Question resolved in the affirmative.

Fisheries Legislation Amendment Bill 2019

Debate resumed from 16 May 2019, on motion by Mr Gentleman:

That this bill be agreed to in principle.

MS LAWDER (Brindabella) (11.00): I rise to address the government’s Fisheries Legislation Amendment Bill 2019. I will start by making some comments about recreational fishing. Fishing is a popular and legitimate sporting and recreational activity enjoyed by a large number of Canberrans. The most recent national recreational fishing survey estimates that about 3.4 million Australians engage in recreational fishing each year, directly contributing an estimated $1.8 billion to the economy. In 2003 the Australian Bureau of Statistics estimated that the sector supported about 90,000 Australian jobs. A decade ago the annual turnover of the recreational boating industry was estimated at around $500 million, 60 per cent of which related to fishing.

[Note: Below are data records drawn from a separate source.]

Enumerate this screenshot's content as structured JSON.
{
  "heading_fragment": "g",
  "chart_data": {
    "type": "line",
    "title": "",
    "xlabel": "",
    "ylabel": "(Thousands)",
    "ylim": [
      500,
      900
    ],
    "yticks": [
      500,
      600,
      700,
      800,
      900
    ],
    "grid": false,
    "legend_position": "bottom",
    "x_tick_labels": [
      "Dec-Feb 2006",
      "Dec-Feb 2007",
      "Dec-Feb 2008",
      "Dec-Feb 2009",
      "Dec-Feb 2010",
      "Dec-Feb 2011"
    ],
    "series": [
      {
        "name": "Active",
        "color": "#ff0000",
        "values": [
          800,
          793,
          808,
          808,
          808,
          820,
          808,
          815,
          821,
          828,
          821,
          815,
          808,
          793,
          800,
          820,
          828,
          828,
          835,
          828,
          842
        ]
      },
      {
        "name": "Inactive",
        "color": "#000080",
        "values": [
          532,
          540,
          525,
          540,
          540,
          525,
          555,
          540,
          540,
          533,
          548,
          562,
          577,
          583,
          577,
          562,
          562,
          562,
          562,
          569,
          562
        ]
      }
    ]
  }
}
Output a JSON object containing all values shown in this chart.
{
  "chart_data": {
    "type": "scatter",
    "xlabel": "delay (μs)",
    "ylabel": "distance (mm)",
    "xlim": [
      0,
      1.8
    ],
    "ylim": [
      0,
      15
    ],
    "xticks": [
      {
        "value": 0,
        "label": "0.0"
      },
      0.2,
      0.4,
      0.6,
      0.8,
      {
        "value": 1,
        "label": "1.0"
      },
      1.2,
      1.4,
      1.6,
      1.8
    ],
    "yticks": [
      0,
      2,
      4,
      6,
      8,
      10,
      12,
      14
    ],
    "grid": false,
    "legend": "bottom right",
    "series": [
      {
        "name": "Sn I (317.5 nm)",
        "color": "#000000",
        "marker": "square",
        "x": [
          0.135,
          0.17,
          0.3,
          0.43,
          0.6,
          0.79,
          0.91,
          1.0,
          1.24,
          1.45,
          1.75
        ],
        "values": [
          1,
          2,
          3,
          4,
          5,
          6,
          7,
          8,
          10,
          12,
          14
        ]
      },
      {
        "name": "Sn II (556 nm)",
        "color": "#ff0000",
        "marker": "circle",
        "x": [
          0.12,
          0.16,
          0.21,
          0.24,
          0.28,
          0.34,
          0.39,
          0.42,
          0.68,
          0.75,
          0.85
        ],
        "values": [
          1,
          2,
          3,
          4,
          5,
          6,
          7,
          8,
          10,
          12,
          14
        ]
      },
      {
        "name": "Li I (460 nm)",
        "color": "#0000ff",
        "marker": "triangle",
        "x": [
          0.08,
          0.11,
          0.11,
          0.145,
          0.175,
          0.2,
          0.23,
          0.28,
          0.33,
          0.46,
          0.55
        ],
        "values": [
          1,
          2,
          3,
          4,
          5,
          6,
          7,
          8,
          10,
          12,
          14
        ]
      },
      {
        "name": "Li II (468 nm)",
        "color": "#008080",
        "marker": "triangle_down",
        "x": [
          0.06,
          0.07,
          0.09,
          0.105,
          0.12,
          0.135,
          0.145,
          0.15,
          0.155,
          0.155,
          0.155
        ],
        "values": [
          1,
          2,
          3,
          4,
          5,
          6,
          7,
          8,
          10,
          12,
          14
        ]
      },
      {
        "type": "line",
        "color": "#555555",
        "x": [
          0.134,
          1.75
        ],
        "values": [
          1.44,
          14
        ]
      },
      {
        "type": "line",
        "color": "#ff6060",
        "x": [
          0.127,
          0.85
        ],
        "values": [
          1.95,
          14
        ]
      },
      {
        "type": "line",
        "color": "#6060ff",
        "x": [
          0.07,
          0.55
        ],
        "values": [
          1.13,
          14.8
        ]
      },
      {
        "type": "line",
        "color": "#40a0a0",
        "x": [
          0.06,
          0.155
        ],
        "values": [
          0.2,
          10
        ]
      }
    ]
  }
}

Recreational fishing is a popular form of outdoor recreation enjoyed by many Australians. About 25 per cent of Australian households have at least one member who participates in recreational fishing. On average, each of these households contains two recreational fishers. Recreational fishing is one of the few forms of nature-based recreation that can be enjoyed throughout childhood, adolescence, adulthood and well into the senior years. It can be enjoyed by people of many cultures and people with a range of abilities. It can be done on your own or in social groups. It can be enjoyed simply by walking down to your local pond or stream or as more of an expedition to a far-flung exotic destination.

Recreational fishing is popular and it contributes economic and social benefits to the Australian economy particularly in regional areas, and Canberra is no exception. It is not easy to get accurate figures on the number of fishers in the ACT since much of the focus of ACT fishers is outside the ACT, including Googong Dam. But one recent piece of data on recreational fishing aggregates ACT data with New South Wales data. The New South Wales Department of Primary Industries conducted a recreational fishing survey in 2013-14, which estimated that 849,249 New South Wales and ACT residents participated in fishing in the previous 12 months, a participation rate of 12 per cent.

More males than females fished, with the male participation rate at 17 per cent compared with seven per cent for females. Females were more likely to fish as part of a larger social group. The highest number of fishers were between 30 and 44 years of age, but the highest participation rate of any age group was 20 per cent for five to 14-year-olds.